N.B If creating your own basis it is critical that odds ratios are aligned, failure to do so will result in a junk basis.

Loading in data

The loading of data is handled through get_gwas_data routine like so

gwas.DT<-get_gwas_data(TRAIT_MANIFEST_FILE,SNP_MANIFEST_FILE,GWAS_DATA_DIR)
#> Processing VIT
#> Processing UC
#> Processing CD
#> Processing RA
#> Processing SLE
#> Processing T1D
#> Processing PSC
#> Processing asthma
#> Processing PBC
#> Processing CEL
#> Processing MS
#> Adding reference snp manifest annotations

The data.table object gwas.DT contains all the data required for the next step of calculating the shrinkage values to appy to the \(\beta\) of all traits.

head(gwas.DT,n=10) %>% knitr::kable()

pid	a1	a2	or	p.value	trait	n	n1	maf	ld.block
10:101291593	T	C	0.990	6.52e-01	VIT	44266	4680	0.480825	1984
10:101291593	T	C	0.862	0.00e+00	UC	45975	12366	0.480825	1984
10:101291593	T	C	0.850	0.00e+00	CD	40266	12194	0.480825	1984
10:101291593	T	C	1.000	8.30e-01	RA	58284	14361	0.480825	1984
10:101291593	T	C	1.000	8.79e-01	SLE	10995	4036	0.480825	1984
10:101291593	T	C	0.966	1.62e-01	T1D	14742	5913	0.480825	1984
10:101291593	T	C	0.876	1.52e-05	PSC	24751	4796	0.480825	1984
10:101291593	T	C	0.987	3.25e-01	asthma	127669	19954	0.480825	1984
10:101291593	T	C	1.010	8.61e-01	PBC	13239	2764	0.480825	1984
10:101291593	T	C	0.981	4.57e-01	CEL	15283	4533	0.480825	1984

computing shrinkage (for illustrative purposes only)

Next we use the data.table created to compute shrinkages like so

shrink.DT<-compute_shrinkage_metrics(gwas.DT)
#> Computing maf_se_estimated using or, sample size and p.value
#> Computing weighted pp shrinkage
head(shrink.DT,n=10) %>% knitr::kable()

pid	shrinkage
10:101291593	0.2214884
10:112186148	0.1688061
10:115481018	0.1443190
10:131562993	0.0925682
10:27177245	0.1409768
10:30802799	0.1630738
10:33426147	0.1701374
10:35359619	0.1798183
10:59893930	0.0841185
10:6106266	0.0358252

Note that this shrinkage object is for illustrative purposes only and it should not be generated from a sparse map of SNPs such as the one included in this package.

Creating the basis

The final step is to create a basis. This can be done using the create_basis command. Note there is an apply.shrinkage option that allows the creation of a basis without the application of any shrinkage.

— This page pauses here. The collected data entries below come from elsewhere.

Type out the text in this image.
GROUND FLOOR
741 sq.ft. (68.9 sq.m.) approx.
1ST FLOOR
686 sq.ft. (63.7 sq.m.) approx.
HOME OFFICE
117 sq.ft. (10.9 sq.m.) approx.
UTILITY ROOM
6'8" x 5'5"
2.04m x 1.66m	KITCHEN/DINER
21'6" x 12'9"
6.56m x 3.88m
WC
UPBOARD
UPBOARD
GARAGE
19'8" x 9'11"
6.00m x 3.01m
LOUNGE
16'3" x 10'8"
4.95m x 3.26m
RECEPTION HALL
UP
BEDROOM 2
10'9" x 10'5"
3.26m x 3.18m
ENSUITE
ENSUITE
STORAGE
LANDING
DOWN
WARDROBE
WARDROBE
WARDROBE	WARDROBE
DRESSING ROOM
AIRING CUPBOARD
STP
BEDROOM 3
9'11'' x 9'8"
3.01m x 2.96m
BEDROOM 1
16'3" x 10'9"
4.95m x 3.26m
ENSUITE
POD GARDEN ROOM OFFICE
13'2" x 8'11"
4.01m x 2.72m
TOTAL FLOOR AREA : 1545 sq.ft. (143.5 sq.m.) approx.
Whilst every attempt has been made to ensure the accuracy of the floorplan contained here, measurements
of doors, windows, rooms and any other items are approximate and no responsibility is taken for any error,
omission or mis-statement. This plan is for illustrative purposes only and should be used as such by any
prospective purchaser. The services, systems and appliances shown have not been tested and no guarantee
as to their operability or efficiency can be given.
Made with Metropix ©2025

The final step is to create a basis from the two input traits, firstly we apply shrinkages and line up variants across studies using create_ds_matrix. Next we add a null or control study in order to anchor the basis. In practice this means adding a row of zeroes to

## create a basis without using the shrinkages
basis.noshrink <- create_basis(gwas.DT,shrink.DT,apply.shrinkage=FALSE)
#> Warning: No shrinkage will be applied!
#> Using none
basis <- create_basis(gwas.DT,shrink.DT)
#> Using shrinkage

Visualising basis

We can look at a simple biplot of the first two principal components (PCs) of both bases to look at broad differences between them.

par(mfrow=c(1,2))

#plot no shrinkage
plot.no.DT <- data.table(trait=rownames(basis.noshrink$x),basis.noshrink$x)
xlim <- with(plot.no.DT,c(min(PC1),max(PC1)) * 1.2)
ylim <- with(plot.no.DT,c(min(PC2),max(PC2)) * 1.2)
with(plot.no.DT,plot(PC1,PC2,type='n',xlim=xlim,ylim=ylim,main="No shrinkage"))
with(plot.no.DT,text(PC1,PC2,labels=trait, cex= 0.8,adj=c(0,0)))
with(plot.no.DT,points(PC1,PC2,cex=0.5,pch=19))

#plot shrinkage
plot.DT <- data.table(trait=rownames(basis$x),basis$x)
xlim <- with(plot.DT,c(min(PC1),max(PC1)) * 1.2)
ylim <- with(plot.DT,c(min(PC2),max(PC2)) * 1.2)
with(plot.DT,plot(PC1,PC2,type='n',xlim=xlim,ylim=ylim,main="With shrinkage"))
with(plot.DT,text(PC1,PC2,labels=trait, cex= 0.8, adj=c(0,0)))
with(plot.DT,points(PC1,PC2,cex=0.5,pch=19))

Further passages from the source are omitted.